Re: 4 Gigabytes of RAM are not enough!

[R J Cano <0xcc00ffffeeee@gmail.com>]

 Hi!,

 I had a wrong result... some things cannot be grouped inside a single
"while" loop as I shown previously.

 But I fixed it... a little bit slower but correct.

 Cheers,

 Remy

 P.S.: Bonus feature, but beware with overflows when using w=1 option.
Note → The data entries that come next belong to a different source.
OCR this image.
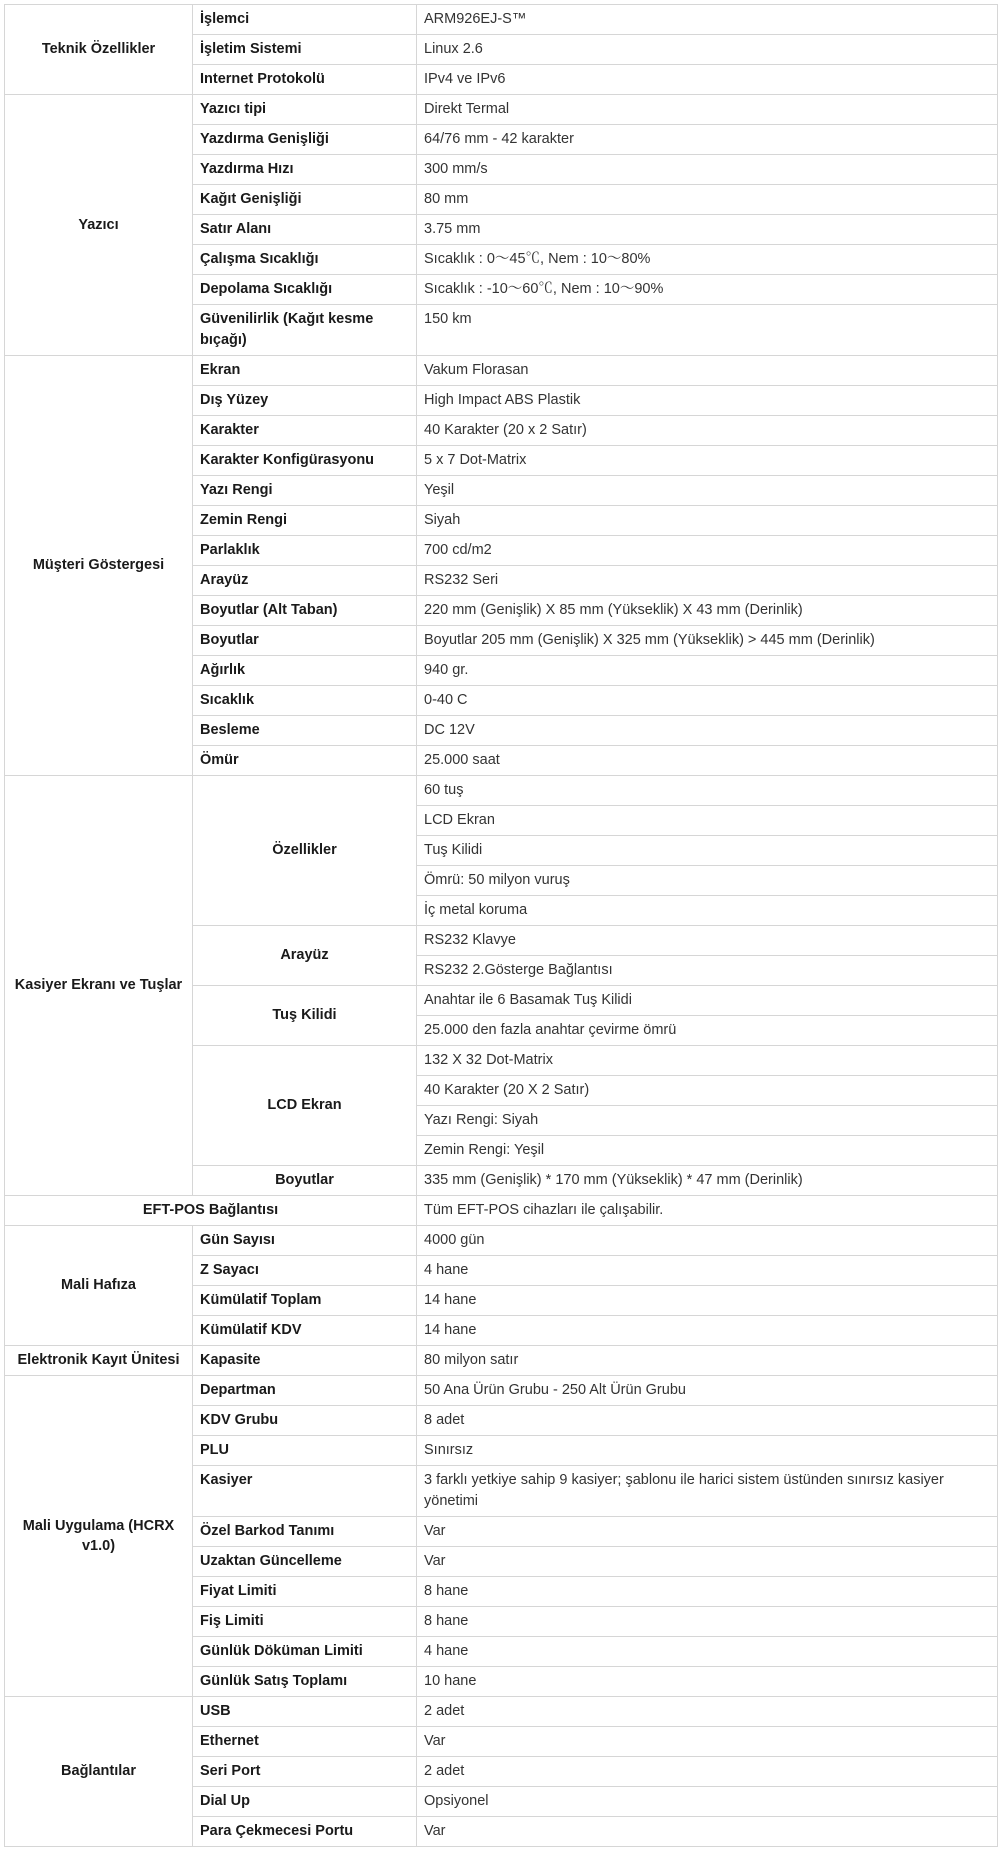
Teknik Özellikler	İşlemci	ARM926EJ-S™
	İşletim Sistemi	Linux 2.6
	Internet Protokolü	IPv4 ve IPv6
Yazıcı	Yazıcı tipi	Direkt Termal
	Yazdırma Genişliği	64/76 mm - 42 karakter
	Yazdırma Hızı	300 mm/s
	Kağıt Genişliği	80 mm
	Satır Alanı	3.75 mm
	Çalışma Sıcaklığı	Sıcaklık : 0～45℃, Nem : 10～80%
	Depolama Sıcaklığı	Sıcaklık : -10～60℃, Nem : 10～90%
	Güvenilirlik (Kağıt kesme bıçağı)	150 km
Müşteri Göstergesi	Ekran	Vakum Florasan
	Dış Yüzey	High Impact ABS Plastik
	Karakter	40 Karakter (20 x 2 Satır)
	Karakter Konfigürasyonu	5 x 7 Dot-Matrix
	Yazı Rengi	Yeşil
	Zemin Rengi	Siyah
	Parlaklık	700 cd/m2
	Arayüz	RS232 Seri
	Boyutlar (Alt Taban)	220 mm (Genişlik) X 85 mm (Yükseklik) X 43 mm (Derinlik)
	Boyutlar	Boyutlar 205 mm (Genişlik) X 325 mm (Yükseklik) > 445 mm (Derinlik)
	Ağırlık	940 gr.
	Sıcaklık	0-40 C
	Besleme	DC 12V
	Ömür	25.000 saat
Kasiyer Ekranı ve Tuşlar	Özellikler	60 tuş
		LCD Ekran
		Tuş Kilidi
		Ömrü: 50 milyon vuruş
		İç metal koruma
	Arayüz	RS232 Klavye
		RS232 2.Gösterge Bağlantısı
	Tuş Kilidi	Anahtar ile 6 Basamak Tuş Kilidi
		25.000 den fazla anahtar çevirme ömrü
	LCD Ekran	132 X 32 Dot-Matrix
		40 Karakter (20 X 2 Satır)
		Yazı Rengi: Siyah
		Zemin Rengi: Yeşil
	Boyutlar	335 mm (Genişlik) * 170 mm (Yükseklik) * 47 mm (Derinlik)
EFT-POS Bağlantısı		Tüm EFT-POS cihazları ile çalışabilir.
Mali Hafıza	Gün Sayısı	4000 gün
	Z Sayacı	4 hane
	Kümülatif Toplam	14 hane
	Kümülatif KDV	14 hane
Elektronik Kayıt Ünitesi	Kapasite	80 milyon satır
Mali Uygulama (HCRX v1.0)	Departman	50 Ana Ürün Grubu - 250 Alt Ürün Grubu
	KDV Grubu	8 adet
	PLU	Sınırsız
	Kasiyer	3 farklı yetkiye sahip 9 kasiyer; şablonu ile harici sistem üstünden sınırsız kasiyer yönetimi
	Özel Barkod Tanımı	Var
	Uzaktan Güncelleme	Var
	Fiyat Limiti	8 hane
	Fiş Limiti	8 hane
	Günlük Döküman Limiti	4 hane
	Günlük Satış Toplamı	10 hane
Bağlantılar	USB	2 adet
	Ethernet	Var
	Seri Port	2 adet
	Dial Up	Opsiyonel
	Para Çekmecesi Portu	Var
Notice if 2<=m<n, how the first m!-1 terms given by Ticket1b(m) are
the same corresponding values for Ticket1b(n), but multiplied/divided
by B^(n-m);

/* (PARI) R. J. Cano, Apr 22 2017; Note: For a best performance, use this script with GP2C. */

Ticket1b(n,{B=10},{w=0})={ /* Computes a "final representation" (by default in decimal) for the first n!-1 terms of A217626, storing them as a "t_VECSMALL" object */

  n=max(2,n);
  my(x0:vecsmall,x:vecsmall,y:vecsmall,i:small,j:small,k:small,u:small,t:small,Q:vecsmall,p:small,bb:small,m:small);
  x=Vecsmall(vector(n,i,i-1));
  m=n!-1;
  Q=Vecsmall(0,m);
  k=0;
  bb=B;

  while(k++<=#Q,

    x0=x;

   if(w,
     
      /* Implements Schmuel Zak's algorithm -- Start */
      u=1;
      r=k;
      while(u++<k,if(r%u,break,r\=u)); /* These 3 initial lines are an adaptation from the Charles Greathouse IV 's A055881 program. */
      j=u;
      j\=2;
      i=0;
      while(i++<=j,
       t=x[i];
        x[i]=x[1+u-i];
        x[1+u-i]=t
      )
      /* Implements Schmuel Zak's algorithm -- End */
      
   ,
   
      /* Implements Narayana Pandit's lex-order algorithm -- Start */
      i=#x-1;
      while((x[i]>=x[i+1])&&i,i--);
      j=#x;
      while((x[i]>=x[j])&&(j>i),j--);
      t=x[j];
      x[j]=x[i];
      x[i]=t;
      u=#x;
      u-=i;
      u\=2;
      u++;
      while(u--,
        t=x[i+u];
        x[i+u]=x[1+#x-u];
        x[1+#x-u]=t;
      )
      /* Implements Narayana Pandit's lex-order algorithm -- End */
      
    );

    y=x;
    
    r=0;
    while(r++<#y, y[r  ]-= x0[r] );
    r=0;
    while(r++<#y, y[r+1]+=  y[r] );
    p=1;
    r=0;
    while(r++<#y, Q[k  ]+=  y[#y-r]*p; p*=bb )

  );

  return(Q);

}